Let’s load the pois shapefile first.
# load shapefile of points of interest
pois = gpd.read_file("gis_osm_pois_free_1.shp", bbox = bbox)
pois['fclass'].unique()
Output: array([‘pub’, ‘post_office’, ‘fast_food’, ‘restaurant’, ‘convenience’,
‘post_box’, ‘viewpoint’, ‘bicycle_shop’, ‘hostel’, ‘supermarket’,
‘hospital’, ‘hotel’, ‘cafe’, ‘car_rental’, ‘bank’, ‘toilet’,
‘veterinary’, ‘library’, ‘sports_shop’, ‘wayside_shrine’, ‘bench’,
‘memorial’, ‘tourist_info’, ‘ruins’, ‘monument’, ‘vending_machine’,
‘doctors’, ‘dentist’, ‘stationery’, ‘clothes’, ’embassy’,
‘bookshop’, ‘chemist’, ‘bar’, ‘hairdresser’, ‘laundry’, ‘theatre’,
‘school’, ‘playground’, ‘mobile_phone_shop’, ‘beverages’,
‘kindergarten’, ‘bakery’, ‘pharmacy’, ‘car_dealership’,
‘shoe_shop’, ‘doityourself’, ‘archaeological’, ‘furniture_shop’,
‘nursing_home’, ‘museum’, ‘community_centre’, ‘public_building’,
‘town_hall’, ‘police’, ‘sports_centre’, ‘college’, ‘courthouse’,
‘university’, ‘fire_station’, ‘zoo’, ‘park’, ‘cinema’, ‘fountain’,
‘telephone’, ‘market_place’, ‘clinic’, ‘comms_tower’, ‘car_wash’,
‘atm’, ‘vending_any’, ‘butcher’, ‘swimming_pool’, ‘tower’,
‘florist’, ‘video_shop’, ‘food_court’, ‘optician’, ‘jeweller’,
‘greengrocer’, ‘toy_shop’, ‘travel_agent’, ‘car_sharing’,
‘artwork’, ‘arts_centre’, ‘vending_cigarette’, ‘drinking_water’,
‘castle’, ‘general’, ‘department_store’, ‘shelter’, ‘guesthouse’,
‘pitch’, ‘beauty_shop’, ‘garden_centre’, ‘mall’, ‘computer_shop’,
‘attraction’, ‘golf_course’, ‘motel’, ‘recycling’, ‘gift_shop’,
‘camera_surveillance’, ‘waste_basket’, ‘nightclub’, ‘kiosk’,
‘water_well’, ‘newsagent’, ‘vending_parking’, ‘bicycle_rental’,
‘battlefield’, ‘outdoor_shop’, ‘recycling_paper’], dtype=object)
You can see that there are so many types of points of interest.
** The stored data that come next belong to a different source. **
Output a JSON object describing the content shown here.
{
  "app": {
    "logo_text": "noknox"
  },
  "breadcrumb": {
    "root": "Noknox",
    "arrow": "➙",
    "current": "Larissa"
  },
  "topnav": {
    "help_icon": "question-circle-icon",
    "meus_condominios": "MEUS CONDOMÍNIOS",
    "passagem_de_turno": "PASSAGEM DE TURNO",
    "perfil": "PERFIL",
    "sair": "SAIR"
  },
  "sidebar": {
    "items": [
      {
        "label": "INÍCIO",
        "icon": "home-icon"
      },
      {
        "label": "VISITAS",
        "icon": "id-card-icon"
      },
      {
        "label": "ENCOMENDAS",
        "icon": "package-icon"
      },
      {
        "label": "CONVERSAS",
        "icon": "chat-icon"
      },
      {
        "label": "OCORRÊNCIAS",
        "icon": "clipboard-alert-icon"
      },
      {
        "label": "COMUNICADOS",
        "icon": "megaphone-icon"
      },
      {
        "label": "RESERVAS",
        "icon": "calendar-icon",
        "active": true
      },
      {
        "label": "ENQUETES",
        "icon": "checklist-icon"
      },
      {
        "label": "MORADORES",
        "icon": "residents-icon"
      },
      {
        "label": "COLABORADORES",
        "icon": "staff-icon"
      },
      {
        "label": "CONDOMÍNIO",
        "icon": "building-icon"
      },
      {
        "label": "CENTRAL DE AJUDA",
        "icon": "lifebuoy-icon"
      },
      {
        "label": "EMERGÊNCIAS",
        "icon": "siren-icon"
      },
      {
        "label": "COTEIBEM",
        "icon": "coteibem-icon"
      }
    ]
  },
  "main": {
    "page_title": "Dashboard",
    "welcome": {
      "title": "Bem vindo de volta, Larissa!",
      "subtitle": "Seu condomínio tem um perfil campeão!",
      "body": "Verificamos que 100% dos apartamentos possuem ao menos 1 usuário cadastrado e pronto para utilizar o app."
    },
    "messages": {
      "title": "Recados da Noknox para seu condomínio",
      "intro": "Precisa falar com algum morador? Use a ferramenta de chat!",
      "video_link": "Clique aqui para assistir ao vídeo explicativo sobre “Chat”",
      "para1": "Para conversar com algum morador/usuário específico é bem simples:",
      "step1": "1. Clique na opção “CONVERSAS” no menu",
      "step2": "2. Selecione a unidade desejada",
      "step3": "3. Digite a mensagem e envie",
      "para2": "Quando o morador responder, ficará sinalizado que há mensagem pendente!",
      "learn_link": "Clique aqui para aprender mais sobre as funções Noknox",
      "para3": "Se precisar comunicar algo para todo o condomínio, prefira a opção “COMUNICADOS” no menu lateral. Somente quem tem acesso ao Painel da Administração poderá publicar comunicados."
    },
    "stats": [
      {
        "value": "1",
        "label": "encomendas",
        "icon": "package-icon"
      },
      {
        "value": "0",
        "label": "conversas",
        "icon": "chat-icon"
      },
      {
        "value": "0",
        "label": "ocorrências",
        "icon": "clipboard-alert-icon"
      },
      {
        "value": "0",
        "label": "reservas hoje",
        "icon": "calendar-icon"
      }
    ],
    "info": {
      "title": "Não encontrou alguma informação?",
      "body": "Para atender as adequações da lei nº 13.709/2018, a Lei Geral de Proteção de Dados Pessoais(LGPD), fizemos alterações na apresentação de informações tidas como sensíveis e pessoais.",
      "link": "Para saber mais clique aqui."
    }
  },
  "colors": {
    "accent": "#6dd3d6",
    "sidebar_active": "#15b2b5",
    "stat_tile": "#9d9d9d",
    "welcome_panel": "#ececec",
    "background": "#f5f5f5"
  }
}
Let’s select the ‘hostel’ point of interest and plot them on the map.
# Create a plot with specified size
fig, ax = plt.subplots(figsize=(10, 8))
# Plot hostels
pois[pois['fclass'] == "hostel"].plot(ax=ax, c = "red", marker='.')
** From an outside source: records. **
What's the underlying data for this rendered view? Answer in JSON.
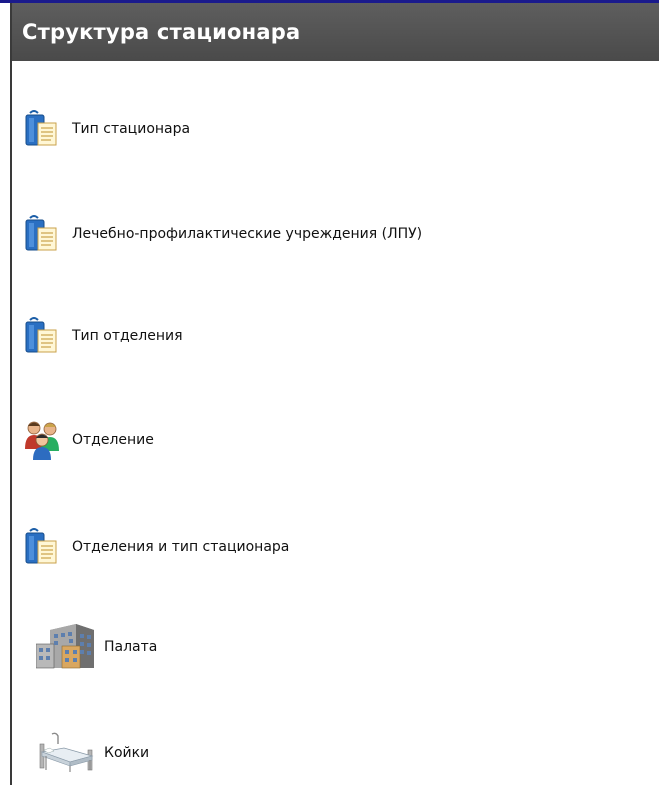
{
  "panel": {
    "title": "Структура стационара"
  },
  "items": [
    {
      "label": "Тип стационара",
      "icon": "document-folder-icon"
    },
    {
      "label": "Лечебно-профилактические учреждения (ЛПУ)",
      "icon": "document-folder-icon"
    },
    {
      "label": "Тип отделения",
      "icon": "document-folder-icon"
    },
    {
      "label": "Отделение",
      "icon": "people-group-icon"
    },
    {
      "label": "Отделения и тип стационара",
      "icon": "document-folder-icon"
    },
    {
      "label": "Палата",
      "icon": "building-icon"
    },
    {
      "label": "Койки",
      "icon": "bed-icon"
    }
  ],
  "colors": {
    "header_bg": "#4a4a4a",
    "header_text": "#ffffff",
    "accent": "#1a1a8c"
  }
}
The red dots are the hostels in Nagoya.
Create a composite map using data from multiple shapefiles
Let’s mash up all the geospatial features covered so far and create a composite map of roads, riverbanks, and hostels in Nagoya city.
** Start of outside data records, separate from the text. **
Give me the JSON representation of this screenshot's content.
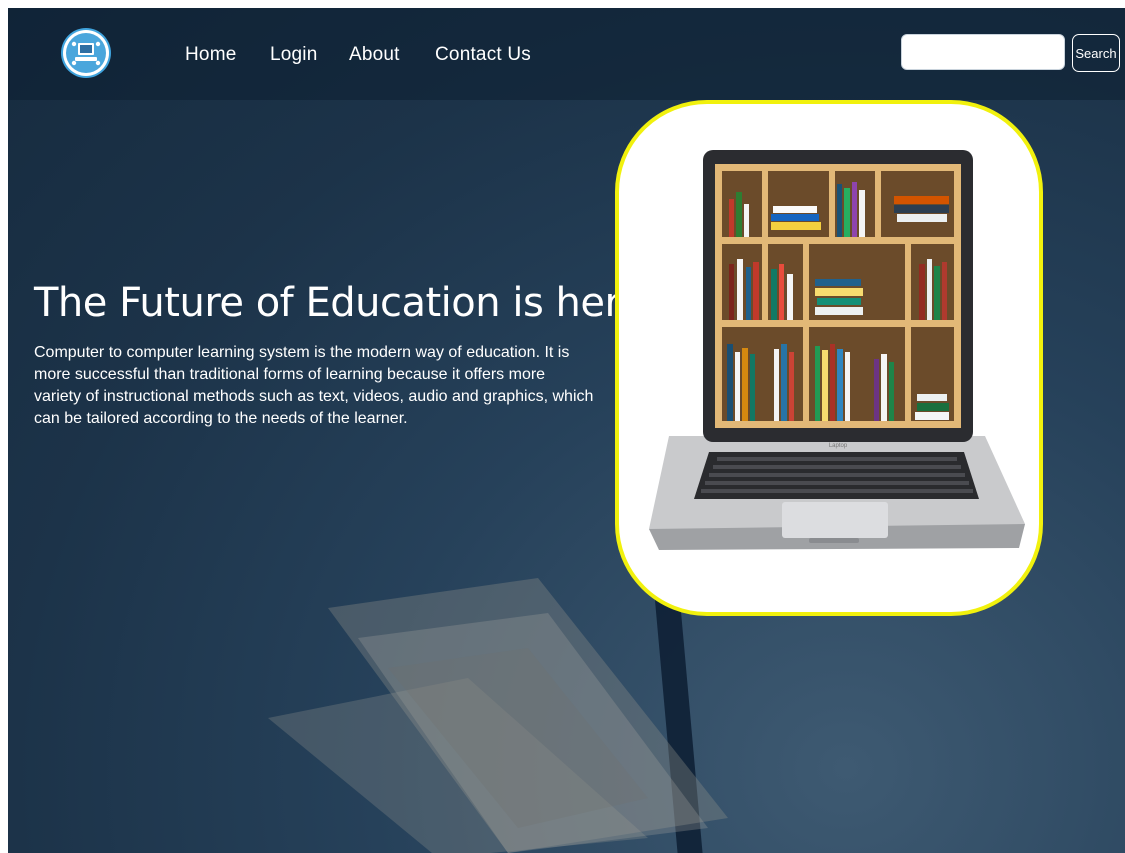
{
  "nav": {
    "logo_icon": "education-logo-icon",
    "links": [
      "Home",
      "Login",
      "About",
      "Contact Us"
    ]
  },
  "search": {
    "placeholder": "",
    "value": "",
    "button_label": "Search"
  },
  "hero": {
    "title": "The Future of Education is here",
    "description": "Computer to computer learning system is the modern way of education. It is more successful than traditional forms of learning because it offers more variety of instructional methods such as text, videos, audio and graphics, which can be tailored according to the needs of the learner.",
    "image_icon": "laptop-bookshelf-image"
  },
  "colors": {
    "background": "#1c3349",
    "image_border": "#f1f10d",
    "text": "#ffffff"
  }
}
# Create a plot with specified size
fig, ax = plt.subplots(figsize=(10, 8))
# set the range of x-axis and y-axis
plt.xlim([bbox[0], bbox[2]])
plt.ylim([bbox[1], bbox[3]])
# Plot roads
roads[roads['fclass'].isin(["primary", "secondary", "tertiary", "service"])].plot(ax=ax,
linewidth=0.5,
color='black',
alpha=0.4)
# Plot riverbank
water[water['fclass'] == "riverbank"].plot(ax=ax, color = "steelblue")
# Plot hostels
pois[pois['fclass'] == "hostel"].plot(ax=ax, c = "red", marker='.')
My next objective is to create interactive maps using the same shapefile data in Python. Do let me know in the comments if you already know how to do that. Thanks for your time!